Windows 8 and Windows 8.1, however, were released one year apart.
But so lopsided was the strategy from hardware makers last year at the time Windows 8 made its debut that the effects of the lackluster showing (in terms of hardware devices) were felt long and wide.
Needless to say, many pinned the new launched Windows 8.1 as a breath of fresh air for the faltering PC industry. As things stand, however, it indirectly had a say in the declining PC market — the wait for the new operating system made the market perform worse.
Research firm Gartner cites the wait and anticipation for Windows 8.1 as one of the reasons for the drop in sales of 28.1 percent in the United Kingdom in the third quarter of 2013. Obviously, the transition to Intel’s Haswell and Bay Trail line of processors is listed as another cause for this performance.
As principal analyst Meike Escherich notes:
“Most PC vendors have shifted their investment from consumer PCs to tablets and hybrid form factors.

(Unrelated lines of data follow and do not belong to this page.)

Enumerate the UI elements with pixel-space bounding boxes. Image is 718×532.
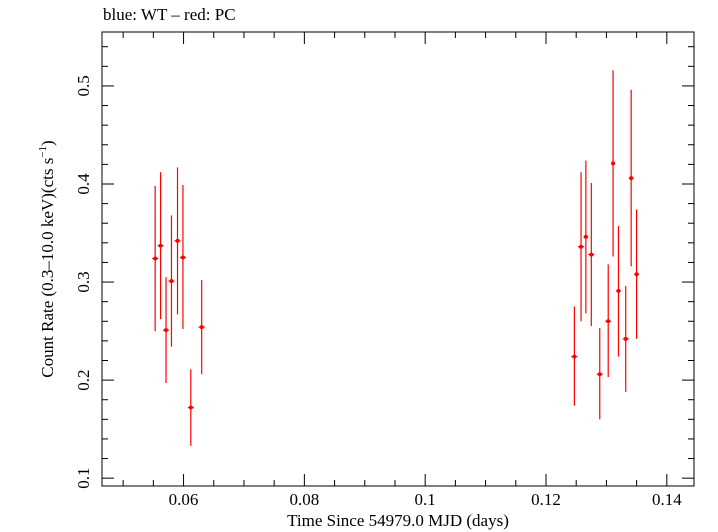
data-point <box>168 215 175 347</box>
data-point <box>174 167 181 315</box>
point-marker <box>623 336 628 341</box>
y-axis-label-main: Count Rate (0.3–10.0 keV)(cts s <box>38 158 57 378</box>
data-point <box>628 89 634 267</box>
data-point <box>616 226 621 357</box>
x-tick-label: 0.1 <box>415 490 436 509</box>
tick-labels: 0.06 0.08 0.1 0.12 0.14 0.1 0.2 0.3 0.4 0.5 <box>74 75 682 509</box>
point-marker <box>583 234 588 239</box>
point-marker <box>158 243 163 248</box>
point-marker <box>164 328 169 333</box>
data-point <box>578 172 585 322</box>
y-tick-label: 0.1 <box>74 468 93 489</box>
data-point <box>605 264 612 378</box>
y-tick-label: 0.2 <box>74 369 93 390</box>
data-point <box>187 369 194 446</box>
point-marker <box>589 252 594 257</box>
y-tick-label: 0.5 <box>74 75 93 96</box>
y-axis-label: Count Rate (0.3–10.0 keV)(cts s−1) <box>37 140 57 377</box>
point-marker <box>629 176 634 181</box>
data-point <box>583 160 589 314</box>
point-marker <box>153 256 158 261</box>
data-point <box>198 280 205 375</box>
plot-frame <box>101 31 695 487</box>
x-tick-label: 0.08 <box>289 490 319 509</box>
data-point <box>571 306 578 406</box>
point-marker <box>616 288 621 293</box>
point-marker <box>579 244 584 249</box>
data-point <box>157 172 164 320</box>
x-tick-label: 0.12 <box>531 490 561 509</box>
x-tick-label: 0.14 <box>652 490 682 509</box>
y-tick-label: 0.3 <box>74 271 93 292</box>
point-marker <box>188 405 193 410</box>
point-marker <box>611 161 616 166</box>
x-axis-label: Time Since 54979.0 MJD (days) <box>287 511 509 530</box>
x-tick-label: 0.06 <box>169 490 199 509</box>
data-point <box>163 277 170 384</box>
data-point <box>596 328 603 420</box>
y-axis-label-superscript: −1 <box>37 146 49 158</box>
point-marker <box>199 325 204 330</box>
point-marker <box>597 372 602 377</box>
point-marker <box>606 319 611 324</box>
data-point <box>622 285 629 392</box>
point-marker <box>175 238 180 243</box>
data-points <box>152 70 640 446</box>
data-point <box>588 183 595 327</box>
data-point <box>634 209 640 339</box>
axis-ticks <box>102 32 694 486</box>
point-marker <box>634 272 639 277</box>
y-axis-label-close: ) <box>38 140 57 146</box>
y-tick-label: 0.4 <box>74 173 93 195</box>
data-point <box>179 184 186 330</box>
data-point <box>152 185 159 332</box>
point-marker <box>572 354 577 359</box>
point-marker <box>169 279 174 284</box>
point-marker <box>180 255 185 260</box>
data-point <box>611 70 616 257</box>
chart-title: blue: WT – red: PC <box>103 5 236 24</box>
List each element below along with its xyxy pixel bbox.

The challenge they face is to protect their current PC market positions while competing in an aggressive and fast-moving alternative mobile device market. Without a solid position in the professional PC market, they will find it challenging to defend their positions and invest in non-PC devices.”
Other European markets did not fare that good either. Germany saw a decline of 14.4 percent in PC sales, France had figures of minus 10.4 percent.
All eyes will now be on the next two quarters — the important Holiday shopping season with most of the new hardware devices on the store shelves, and the first quarter of next year, the one before the official retirement of Windows XP.